Er legte seine Stirn in Falten und es war offensichtlich, dass er an meiner Aussage zweifelte.

"Das kann nicht sein. Das ist eine Jungenmannschaft."

"Nicht mehr seit diesem Jahr" informierte ich ihn. "Ich wurde in die Mannschaft aufgenommen."

Er wurde blass, wenn das angesichts seiner Grundblässe überhaupt möglich war.

"Das ist nicht gut."
Ich stemmte meine Fäuste in meine Taille.

"Was soll das heißen? Auch Mädchen können Fußball spielen."

Er verdrehte die Augen.

"Das meine ich doch auch gar nicht. Sondern die Tatsache, dass wir in den beiden Mannschaften sind. Du kannst dir nicht vorstellen, wie tief verwurzelt die Rivalität dieser beiden Clubs ist."

"Das ist mir nicht entgangen."

Er wirkte nun unruhig und begann nervös mit dem Reißverschluss seiner Jacke zu spielen.

"Es darf niemand erfahren, dass wir uns treffen. Glaube mir, dass würde noch mehr Drama bringen und das brauchen wir nicht."

"Aber wir machen doch gar nichts, außer quatschen."

Ich wusste nicht, wie ich anders formulieren sollte, dass zwischen uns rein gar nichts lief, auch wenn ich mir plötzlich sehr stark wünschte, dass wir auch andere Dinge tun würden, außer quatschen.

"Es gab mal zwei Schwestern im Internat Eine hatten einen Spieler vom VC gedatet und die andere von BS. Du kannst dir nicht vorstellen, was das für Ausmaße angenommen hat. Letztendlich mussten die beiden die Schule verlassen."

"Wie bitte?"

"Ja, man hat Eier an ihr Fenster geworfen, ein totes Kaninchen vor ihre Tür gehangen und die Kleidung zerstochen, die draußen zum Trocknen."

Ich schluckte schwer.

"Hat man denjenigen gefasst, der das war?"

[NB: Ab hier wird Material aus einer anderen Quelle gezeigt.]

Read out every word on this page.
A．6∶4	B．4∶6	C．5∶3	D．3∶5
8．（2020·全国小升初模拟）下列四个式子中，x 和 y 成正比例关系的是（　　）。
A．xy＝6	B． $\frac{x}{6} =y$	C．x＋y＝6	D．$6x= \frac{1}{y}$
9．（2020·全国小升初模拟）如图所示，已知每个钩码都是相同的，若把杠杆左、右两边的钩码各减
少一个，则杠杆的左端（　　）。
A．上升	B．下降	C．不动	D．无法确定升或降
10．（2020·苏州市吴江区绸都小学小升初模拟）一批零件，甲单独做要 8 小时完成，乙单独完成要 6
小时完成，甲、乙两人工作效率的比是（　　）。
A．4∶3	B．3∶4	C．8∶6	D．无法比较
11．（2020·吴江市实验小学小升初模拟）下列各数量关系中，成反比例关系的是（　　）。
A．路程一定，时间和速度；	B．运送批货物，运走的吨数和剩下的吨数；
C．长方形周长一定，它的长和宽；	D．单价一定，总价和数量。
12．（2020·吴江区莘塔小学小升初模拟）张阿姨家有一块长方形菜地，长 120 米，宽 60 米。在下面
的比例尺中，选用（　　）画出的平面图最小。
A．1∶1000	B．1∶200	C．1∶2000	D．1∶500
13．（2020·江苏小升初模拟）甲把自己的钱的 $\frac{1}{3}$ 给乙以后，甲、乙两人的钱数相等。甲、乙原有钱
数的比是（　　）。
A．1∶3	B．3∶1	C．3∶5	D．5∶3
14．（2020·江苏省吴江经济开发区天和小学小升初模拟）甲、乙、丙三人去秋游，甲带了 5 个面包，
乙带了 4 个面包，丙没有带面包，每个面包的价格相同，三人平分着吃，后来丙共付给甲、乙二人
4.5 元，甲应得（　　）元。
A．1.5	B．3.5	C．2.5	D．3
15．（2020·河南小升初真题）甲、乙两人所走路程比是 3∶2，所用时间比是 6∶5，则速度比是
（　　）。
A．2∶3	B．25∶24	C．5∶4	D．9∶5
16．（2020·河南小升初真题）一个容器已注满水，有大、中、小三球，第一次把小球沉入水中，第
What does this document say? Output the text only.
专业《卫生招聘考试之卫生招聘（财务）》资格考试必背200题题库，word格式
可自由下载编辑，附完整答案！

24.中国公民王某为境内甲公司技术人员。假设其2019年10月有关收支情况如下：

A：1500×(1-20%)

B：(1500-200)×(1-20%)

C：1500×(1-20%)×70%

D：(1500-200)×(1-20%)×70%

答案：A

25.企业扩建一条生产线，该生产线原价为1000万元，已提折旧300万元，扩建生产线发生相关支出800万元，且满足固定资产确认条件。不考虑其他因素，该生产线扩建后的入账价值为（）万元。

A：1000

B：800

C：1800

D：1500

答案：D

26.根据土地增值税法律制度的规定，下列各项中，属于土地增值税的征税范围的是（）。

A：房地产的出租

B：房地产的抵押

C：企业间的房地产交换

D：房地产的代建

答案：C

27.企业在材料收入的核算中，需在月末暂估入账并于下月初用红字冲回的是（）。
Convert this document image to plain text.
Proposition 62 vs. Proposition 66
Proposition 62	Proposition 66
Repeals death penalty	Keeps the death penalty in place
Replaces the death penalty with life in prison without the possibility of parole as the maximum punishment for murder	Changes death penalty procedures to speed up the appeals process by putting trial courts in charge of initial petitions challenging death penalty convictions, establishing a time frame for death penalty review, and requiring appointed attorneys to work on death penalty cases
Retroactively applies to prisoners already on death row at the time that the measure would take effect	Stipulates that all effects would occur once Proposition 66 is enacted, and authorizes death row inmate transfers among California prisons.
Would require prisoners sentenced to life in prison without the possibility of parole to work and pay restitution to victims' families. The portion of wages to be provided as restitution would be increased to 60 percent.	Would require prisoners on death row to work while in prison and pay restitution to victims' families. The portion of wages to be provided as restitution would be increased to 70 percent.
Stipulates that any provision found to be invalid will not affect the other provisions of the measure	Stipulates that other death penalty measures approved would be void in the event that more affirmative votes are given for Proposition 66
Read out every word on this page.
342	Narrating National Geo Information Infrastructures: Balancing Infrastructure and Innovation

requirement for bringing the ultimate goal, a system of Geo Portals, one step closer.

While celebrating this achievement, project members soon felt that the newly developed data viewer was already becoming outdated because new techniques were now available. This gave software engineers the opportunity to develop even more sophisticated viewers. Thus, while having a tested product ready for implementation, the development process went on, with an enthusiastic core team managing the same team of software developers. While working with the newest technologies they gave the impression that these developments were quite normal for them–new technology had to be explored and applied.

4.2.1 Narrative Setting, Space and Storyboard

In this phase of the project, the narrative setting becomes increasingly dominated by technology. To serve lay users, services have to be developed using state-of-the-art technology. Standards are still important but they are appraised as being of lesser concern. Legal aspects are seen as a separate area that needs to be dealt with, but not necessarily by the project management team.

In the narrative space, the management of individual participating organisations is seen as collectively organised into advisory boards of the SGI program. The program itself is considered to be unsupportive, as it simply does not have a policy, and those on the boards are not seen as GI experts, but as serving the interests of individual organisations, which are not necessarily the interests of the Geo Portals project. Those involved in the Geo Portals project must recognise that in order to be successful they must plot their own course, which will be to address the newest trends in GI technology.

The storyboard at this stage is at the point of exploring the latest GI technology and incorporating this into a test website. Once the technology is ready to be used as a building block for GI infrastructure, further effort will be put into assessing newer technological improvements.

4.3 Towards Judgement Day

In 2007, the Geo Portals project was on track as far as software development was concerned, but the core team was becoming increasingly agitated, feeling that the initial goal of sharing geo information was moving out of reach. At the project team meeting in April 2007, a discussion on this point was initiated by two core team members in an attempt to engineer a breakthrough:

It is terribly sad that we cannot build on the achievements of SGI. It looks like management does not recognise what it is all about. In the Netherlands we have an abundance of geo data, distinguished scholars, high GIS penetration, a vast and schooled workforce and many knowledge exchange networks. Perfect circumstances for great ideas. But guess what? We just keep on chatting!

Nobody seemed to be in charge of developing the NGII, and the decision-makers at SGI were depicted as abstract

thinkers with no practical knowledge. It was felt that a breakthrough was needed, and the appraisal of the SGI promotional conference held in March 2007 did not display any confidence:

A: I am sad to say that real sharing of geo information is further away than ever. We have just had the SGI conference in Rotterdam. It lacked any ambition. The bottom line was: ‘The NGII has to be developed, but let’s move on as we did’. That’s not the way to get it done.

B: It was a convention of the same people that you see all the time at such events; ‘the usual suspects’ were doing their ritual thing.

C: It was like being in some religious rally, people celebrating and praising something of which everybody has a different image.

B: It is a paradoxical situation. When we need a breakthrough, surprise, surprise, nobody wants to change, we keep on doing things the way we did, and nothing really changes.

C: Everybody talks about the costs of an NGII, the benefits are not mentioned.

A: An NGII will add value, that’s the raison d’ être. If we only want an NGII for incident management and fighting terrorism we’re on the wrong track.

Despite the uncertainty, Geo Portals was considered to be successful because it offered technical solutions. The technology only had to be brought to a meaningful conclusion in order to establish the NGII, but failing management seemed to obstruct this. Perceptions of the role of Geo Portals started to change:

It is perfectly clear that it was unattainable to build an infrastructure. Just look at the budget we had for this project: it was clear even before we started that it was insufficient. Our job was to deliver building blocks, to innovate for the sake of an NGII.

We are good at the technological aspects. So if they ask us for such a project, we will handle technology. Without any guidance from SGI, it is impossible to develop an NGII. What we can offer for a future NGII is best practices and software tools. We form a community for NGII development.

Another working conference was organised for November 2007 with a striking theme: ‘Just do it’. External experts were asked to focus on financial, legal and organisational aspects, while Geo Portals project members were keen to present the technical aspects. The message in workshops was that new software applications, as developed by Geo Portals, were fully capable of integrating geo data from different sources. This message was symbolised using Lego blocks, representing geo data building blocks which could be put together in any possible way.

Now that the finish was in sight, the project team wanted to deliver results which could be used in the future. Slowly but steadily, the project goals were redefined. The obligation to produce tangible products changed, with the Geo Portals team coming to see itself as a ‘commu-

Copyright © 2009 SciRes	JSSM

"Nein, keiner wagt es etwas zu sagen. Die Leute sind verrückt, wenn es um diese Rivalität geht. Allein die Vorstellung, dass zwei der Spieler befreundet sind, ist undenkbar."

"Aber man hat uns doch eh schon im Café gesehen."

Er nickte nachdenklich.
"Da war aber sicherlich niemanden bewusst, dass du in der Fußballmannschaft spielst. Das mit den Mädchen ist nämlich neu. Wir sollten hoffen, dass das niemanden aufgefallen ist."

"Also sollten wir uns nicht mehr treffen?", fragte ich traurig und hatte gleichzeitig innere Panik, dass mein Leben nur noch aus Verlust bestand. Alle schienen sich momentan von mir abzuwenden und ich war mir nicht sicher, wie lange ich das noch ohne dauerhaftes Trauma mitmachen konnte.

"Nein, unsere Treffen lassen wir uns nicht nehmen. Aber vielleicht nicht unbedingt im Dorf, wo wirklich jeder uns sehen kann."

Die Art wie er sprach, wirkte so, als wären wir mehr als nur Freunde. Als wäre das hier ein Date. Ich hatte unsere Treffen nie als solche gesehen, denn ich hatte mich immer noch Collin versprochen gefühlt. Doch das hatte ich sich nun wohl erledigt.